On Web Load Testing

Performance glitches on charts

When you load test a web application and gradually increase the number of virtual users during the test, you usually expect to see gradually degrading performance parameters such as response time. The number of pages (sessions or hits) per second will reach maximum in some moment and will probably stay the same for the rest of the test despite the growing load. This is simply because the site cannot serve more requests per second, so it has to postpone the new coming ones.

In reality you will probably see something like that, but only for a limited time. When the load goes even higher, you can get another picture that may seem surprising at first glance. It is illustrated by the following three charts. Black line in all charts represents the number of virtual users.

Response time
Number of pages per second
Error rate

As you can see, at some point in time the response time drops while the number of pages per second goes up. Looks like the site started to perform much better. However this is a misleading impression. The error rate chart explains the situation. It shows that the number of errors picked exactly at the same moment.

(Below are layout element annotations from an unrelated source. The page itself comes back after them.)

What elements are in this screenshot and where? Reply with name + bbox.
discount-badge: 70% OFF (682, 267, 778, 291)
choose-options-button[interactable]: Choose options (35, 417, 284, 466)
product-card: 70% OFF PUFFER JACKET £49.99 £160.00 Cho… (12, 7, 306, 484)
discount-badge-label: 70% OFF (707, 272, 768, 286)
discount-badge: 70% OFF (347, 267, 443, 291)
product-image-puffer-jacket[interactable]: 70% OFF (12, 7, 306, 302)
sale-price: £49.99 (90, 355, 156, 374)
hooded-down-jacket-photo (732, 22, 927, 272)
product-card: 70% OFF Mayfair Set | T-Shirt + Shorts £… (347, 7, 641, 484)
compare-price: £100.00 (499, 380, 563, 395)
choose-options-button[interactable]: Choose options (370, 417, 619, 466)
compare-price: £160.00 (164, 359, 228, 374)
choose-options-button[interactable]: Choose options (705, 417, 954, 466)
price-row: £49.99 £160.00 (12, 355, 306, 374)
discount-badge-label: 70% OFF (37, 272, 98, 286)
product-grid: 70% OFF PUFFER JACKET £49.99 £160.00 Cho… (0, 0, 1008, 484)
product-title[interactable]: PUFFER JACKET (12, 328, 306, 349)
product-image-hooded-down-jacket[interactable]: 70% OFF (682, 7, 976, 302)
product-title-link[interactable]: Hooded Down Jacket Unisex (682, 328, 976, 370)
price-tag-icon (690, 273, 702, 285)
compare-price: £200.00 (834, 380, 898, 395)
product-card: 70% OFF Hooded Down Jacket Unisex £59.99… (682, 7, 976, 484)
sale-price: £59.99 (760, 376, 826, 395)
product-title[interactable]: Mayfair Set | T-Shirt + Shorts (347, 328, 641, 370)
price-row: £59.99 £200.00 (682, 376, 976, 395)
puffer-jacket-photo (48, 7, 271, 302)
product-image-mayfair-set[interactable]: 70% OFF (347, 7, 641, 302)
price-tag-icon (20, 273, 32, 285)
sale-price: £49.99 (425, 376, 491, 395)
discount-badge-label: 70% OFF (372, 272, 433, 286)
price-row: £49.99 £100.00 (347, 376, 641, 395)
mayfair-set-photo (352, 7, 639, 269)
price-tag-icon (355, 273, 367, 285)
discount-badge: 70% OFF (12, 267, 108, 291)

Now we can interpret what we see. When the load on the server started to grow, it produced longer and longer delays. The response time got higher. At some moment the server had to drop the waiting connections, which resulted in the avalanche of errors and reconnect attempts.

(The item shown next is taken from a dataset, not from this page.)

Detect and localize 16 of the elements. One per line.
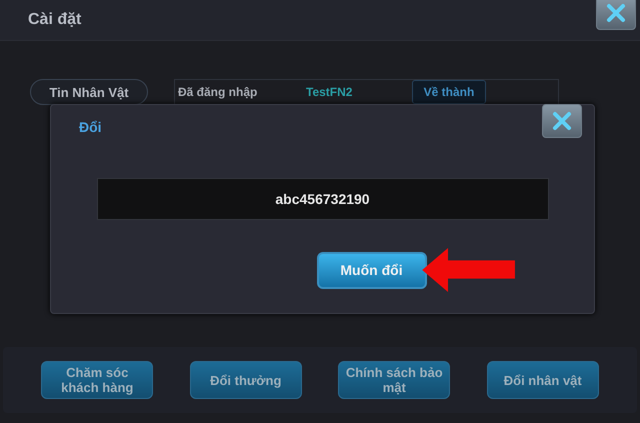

Note that different requests can produce significantly different load on the site. A request to a static page only produces some load on the web server. It does not require any work from other system components. So, after virtual users massively restarted their sessions, the site switched from serving “heavy” requests to “light” requests. As a result, the averaged performance parameters improved. Of course this does not mean any change in the actual performance.

Conclusion: when analyzing response time and throughput numbers you should always take into account the error rate and session logs. You can directly compare performance numbers for different test periods only if the activity of virtual users is similar for those periods.